I think that the interface we created (tcp_ddp) is sufficiently generic
for the task at hand, which is offloading protocols that can re-order
their responses, a non-trivial task that we claim is important.

We designed it to support other protocols and not just nvme-tcp,
which is merely an example. For instance, I think that supporting iSCSI
would be natural, and that other protocols will fit nicely.

> ###
> 
> A dump of other comments about this patch set:

Thanks for reviewing! We will fix and resubmit.

> - there are a LOT of unnecessary typecasts around tcp_ddp_ctx that can
> be avoided by using container_of.
> 
> - you have an accessor tcp_ddp_get_ctx but no setter; all uses of
> tcp_ddp_get_ctx are within mlx5. why open code the set but use the
> accessor for the get? Worse, mlx5e_nvmeotcp_queue_teardown actually has
> both — uses the accessor and open codes setting icsk_ulp_ddp_data.
> 
> - the driver is storing private data on the socket. Nothing about the
> socket layer cares and the mlx5 driver is already tracking that data in
> priv->nvmeotcp->queue_hash. As I mentioned in a previous response, I
> understand the socket ops are needed for the driver level to call into
> the socket layer, but the data part does not seem to be needed.

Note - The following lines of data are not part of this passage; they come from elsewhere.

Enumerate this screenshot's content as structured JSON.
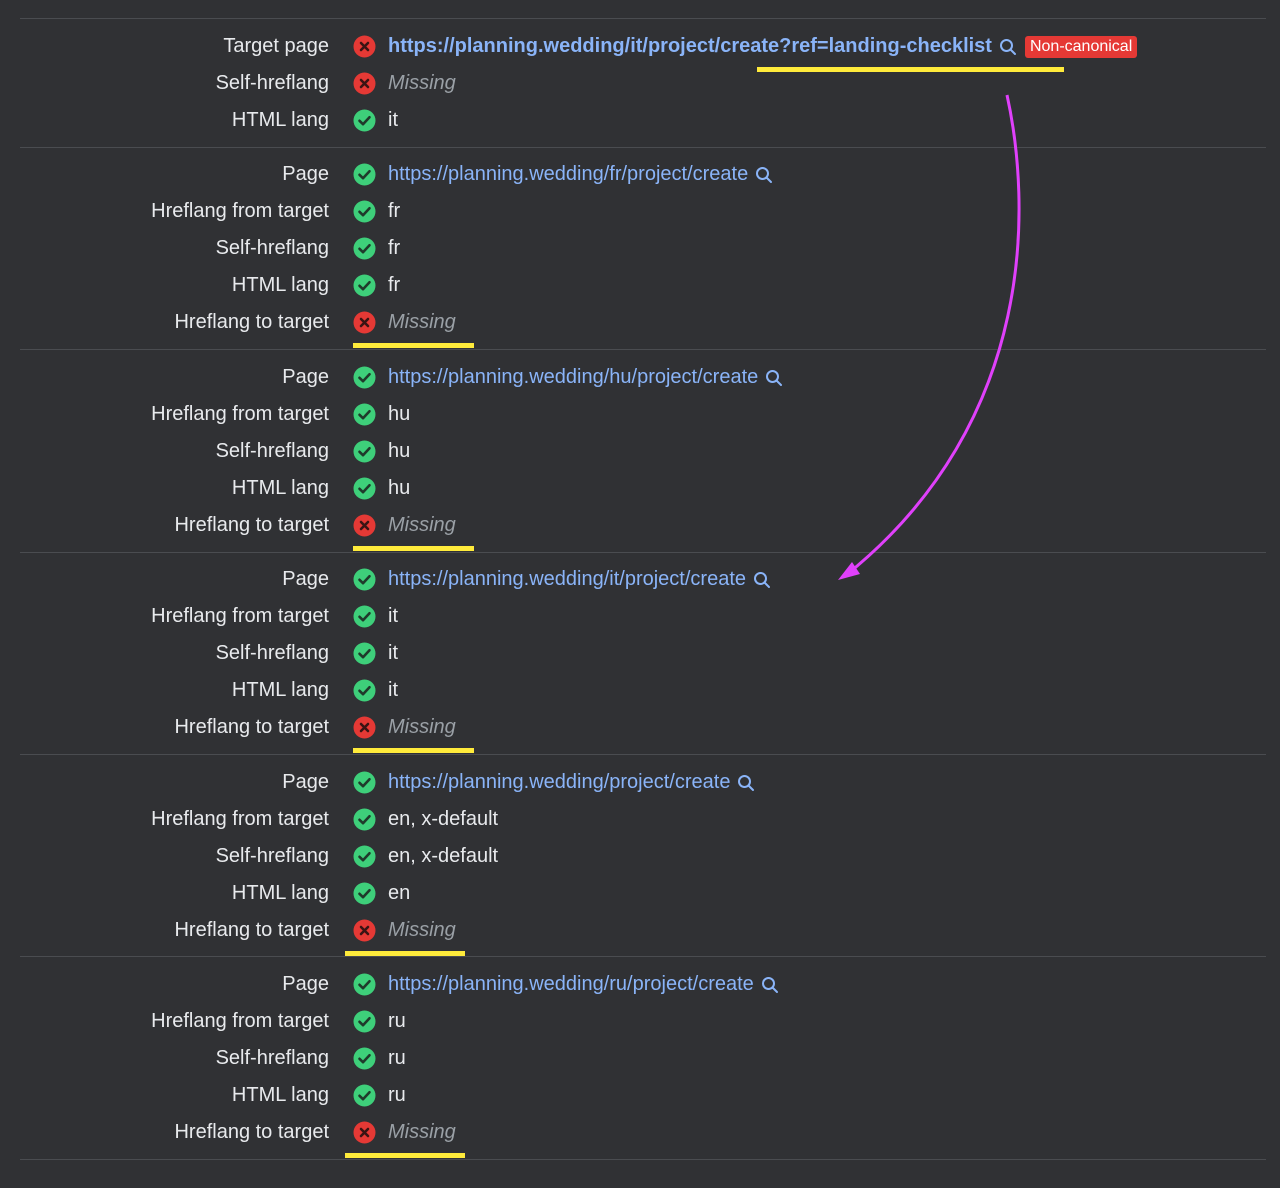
{
  "colors": {
    "background": "#303134",
    "link": "#8ab4f8",
    "ok": "#3ecf7a",
    "error": "#e53935",
    "highlight": "#ffeb3b",
    "arrow": "#e040fb"
  },
  "target": {
    "rows": [
      {
        "label": "Target page",
        "status": "error",
        "kind": "link-bold",
        "value": "https://planning.wedding/it/project/create?ref=landing-checklist",
        "badge": "Non-canonical"
      },
      {
        "label": "Self-hreflang",
        "status": "error",
        "kind": "missing",
        "value": "Missing"
      },
      {
        "label": "HTML lang",
        "status": "ok",
        "kind": "text",
        "value": "it"
      }
    ]
  },
  "groups": [
    {
      "rows": [
        {
          "label": "Page",
          "status": "ok",
          "kind": "link",
          "value": "https://planning.wedding/fr/project/create"
        },
        {
          "label": "Hreflang from target",
          "status": "ok",
          "kind": "text",
          "value": "fr"
        },
        {
          "label": "Self-hreflang",
          "status": "ok",
          "kind": "text",
          "value": "fr"
        },
        {
          "label": "HTML lang",
          "status": "ok",
          "kind": "text",
          "value": "fr"
        },
        {
          "label": "Hreflang to target",
          "status": "error",
          "kind": "missing",
          "value": "Missing"
        }
      ]
    },
    {
      "rows": [
        {
          "label": "Page",
          "status": "ok",
          "kind": "link",
          "value": "https://planning.wedding/hu/project/create"
        },
        {
          "label": "Hreflang from target",
          "status": "ok",
          "kind": "text",
          "value": "hu"
        },
        {
          "label": "Self-hreflang",
          "status": "ok",
          "kind": "text",
          "value": "hu"
        },
        {
          "label": "HTML lang",
          "status": "ok",
          "kind": "text",
          "value": "hu"
        },
        {
          "label": "Hreflang to target",
          "status": "error",
          "kind": "missing",
          "value": "Missing"
        }
      ]
    },
    {
      "rows": [
        {
          "label": "Page",
          "status": "ok",
          "kind": "link",
          "value": "https://planning.wedding/it/project/create"
        },
        {
          "label": "Hreflang from target",
          "status": "ok",
          "kind": "text",
          "value": "it"
        },
        {
          "label": "Self-hreflang",
          "status": "ok",
          "kind": "text",
          "value": "it"
        },
        {
          "label": "HTML lang",
          "status": "ok",
          "kind": "text",
          "value": "it"
        },
        {
          "label": "Hreflang to target",
          "status": "error",
          "kind": "missing",
          "value": "Missing"
        }
      ]
    },
    {
      "rows": [
        {
          "label": "Page",
          "status": "ok",
          "kind": "link",
          "value": "https://planning.wedding/project/create"
        },
        {
          "label": "Hreflang from target",
          "status": "ok",
          "kind": "text",
          "value": "en, x-default"
        },
        {
          "label": "Self-hreflang",
          "status": "ok",
          "kind": "text",
          "value": "en, x-default"
        },
        {
          "label": "HTML lang",
          "status": "ok",
          "kind": "text",
          "value": "en"
        },
        {
          "label": "Hreflang to target",
          "status": "error",
          "kind": "missing",
          "value": "Missing"
        }
      ]
    },
    {
      "rows": [
        {
          "label": "Page",
          "status": "ok",
          "kind": "link",
          "value": "https://planning.wedding/ru/project/create"
        },
        {
          "label": "Hreflang from target",
          "status": "ok",
          "kind": "text",
          "value": "ru"
        },
        {
          "label": "Self-hreflang",
          "status": "ok",
          "kind": "text",
          "value": "ru"
        },
        {
          "label": "HTML lang",
          "status": "ok",
          "kind": "text",
          "value": "ru"
        },
        {
          "label": "Hreflang to target",
          "status": "error",
          "kind": "missing",
          "value": "Missing"
        }
      ]
    }
  ]
}
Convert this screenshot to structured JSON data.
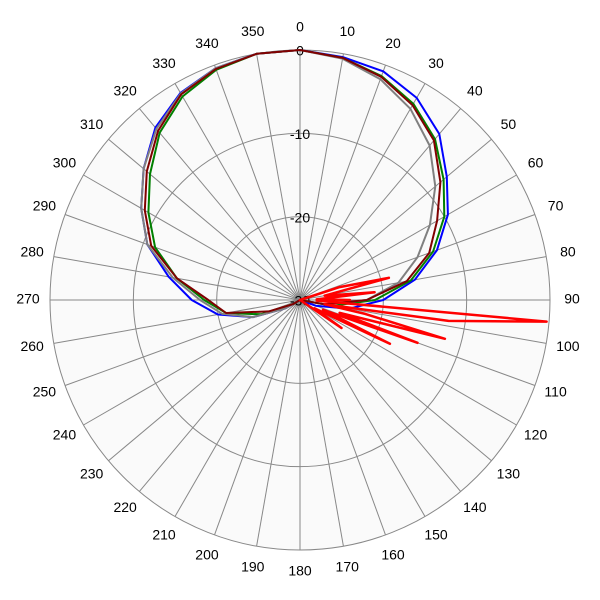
{
  "chart_data": {
    "type": "polar",
    "x": [
      0,
      10,
      20,
      30,
      40,
      50,
      60,
      70,
      80,
      90,
      100,
      110,
      120,
      130,
      140,
      150,
      160,
      170,
      180,
      190,
      200,
      210,
      220,
      230,
      240,
      250,
      260,
      270,
      280,
      290,
      300,
      310,
      320,
      330,
      340,
      350
    ],
    "xticks": [
      0,
      10,
      20,
      30,
      40,
      50,
      60,
      70,
      80,
      90,
      100,
      110,
      120,
      130,
      140,
      150,
      160,
      170,
      180,
      190,
      200,
      210,
      220,
      230,
      240,
      250,
      260,
      270,
      280,
      290,
      300,
      310,
      320,
      330,
      340,
      350
    ],
    "ylim": [
      -30,
      0
    ],
    "yticks": [
      -30,
      -20,
      -10,
      0
    ],
    "grid": true,
    "series": [
      {
        "color": "#0000ff",
        "values": [
          0,
          -0.4,
          -0.8,
          -2,
          -4,
          -7,
          -9.5,
          -12.5,
          -16,
          -20,
          -24,
          -28,
          -30,
          -30,
          -30,
          -30,
          -30,
          -30,
          -30,
          -30,
          -30,
          -30,
          -30,
          -30,
          -28,
          -24,
          -20,
          -17,
          -14,
          -10.5,
          -8,
          -5.5,
          -3,
          -1.3,
          -0.4,
          0
        ]
      },
      {
        "color": "#008000",
        "values": [
          0,
          -0.5,
          -1.4,
          -2.8,
          -4.8,
          -7.5,
          -10,
          -13,
          -16.5,
          -21,
          -26,
          -30,
          -30,
          -30,
          -30,
          -30,
          -30,
          -30,
          -30,
          -30,
          -30,
          -30,
          -30,
          -30,
          -29,
          -25,
          -21,
          -18.5,
          -15,
          -11.5,
          -9,
          -6.5,
          -3.8,
          -1.8,
          -0.6,
          0
        ]
      },
      {
        "color": "#808080",
        "values": [
          0,
          -0.6,
          -1.8,
          -3.5,
          -5.8,
          -8.8,
          -12,
          -15,
          -18,
          -22,
          -27,
          -30,
          -30,
          -30,
          -30,
          -30,
          -30,
          -30,
          -30,
          -30,
          -30,
          -30,
          -30,
          -30,
          -28,
          -24,
          -20.5,
          -18,
          -14.5,
          -10.5,
          -8,
          -5.5,
          -3.2,
          -1.4,
          -0.4,
          0
        ]
      },
      {
        "color": "#800000",
        "values": [
          0,
          -0.5,
          -1.5,
          -3,
          -5,
          -8,
          -11,
          -13.5,
          -17,
          -22,
          -27,
          -30,
          -30,
          -30,
          -30,
          -30,
          -30,
          -30,
          -30,
          -30,
          -30,
          -30,
          -30,
          -30,
          -29,
          -26,
          -21,
          -19,
          -15,
          -11,
          -8.5,
          -6,
          -3.5,
          -1.5,
          -0.5,
          0
        ]
      },
      {
        "color": "#ff0000",
        "x": [
          60,
          72,
          76,
          80,
          84,
          88,
          90,
          92,
          95,
          98,
          100,
          102,
          105,
          108,
          110,
          113,
          116,
          120,
          124,
          130
        ],
        "values": [
          -30,
          -25,
          -19,
          -27,
          -21,
          -28,
          -24,
          -28,
          -0.3,
          -12,
          -27,
          -22,
          -12,
          -25,
          -15,
          -27,
          -18,
          -28,
          -24,
          -30
        ]
      }
    ]
  }
}
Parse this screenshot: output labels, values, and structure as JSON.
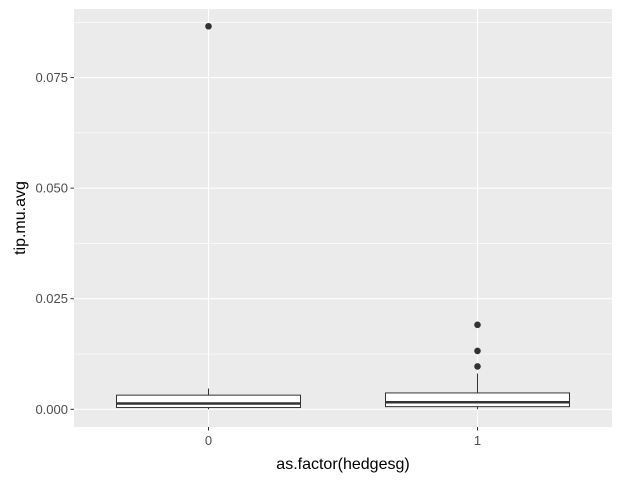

The socket layer does care: the socket wouldn't disappear under the
driver as it will clean things up and call the driver before the socket
disappears. This part is similar to what we have in tls where
drivers store some private data per-socket to assist offload.

> 
> - nvme_tcp_offload_socket and nvme_tcp_offload_limits both return int
> yet the value is ignored
> 

This is on purpose. Users can know whether it is successful or not using
ethtool counters of the NIC. Offload is opportunistic and its failure
is non-fatal, and as nvme-tcp has no stats we intentionally ignore the
returned values for now.

> - the build robot found a number of problems (it pulls my github tree
> and I pushed this set to it to move across computers).
> 
> I think the patch set would be easier to follow if you restructured the
> patches to 1 thing only per patch -- e.g., split patch 2 into netdev
> bits and socket bits. Add the netdev feature bit and operations in 1
> patch and add the socket ops in a second patch with better commit logs
> about why each is needed and what is done.
>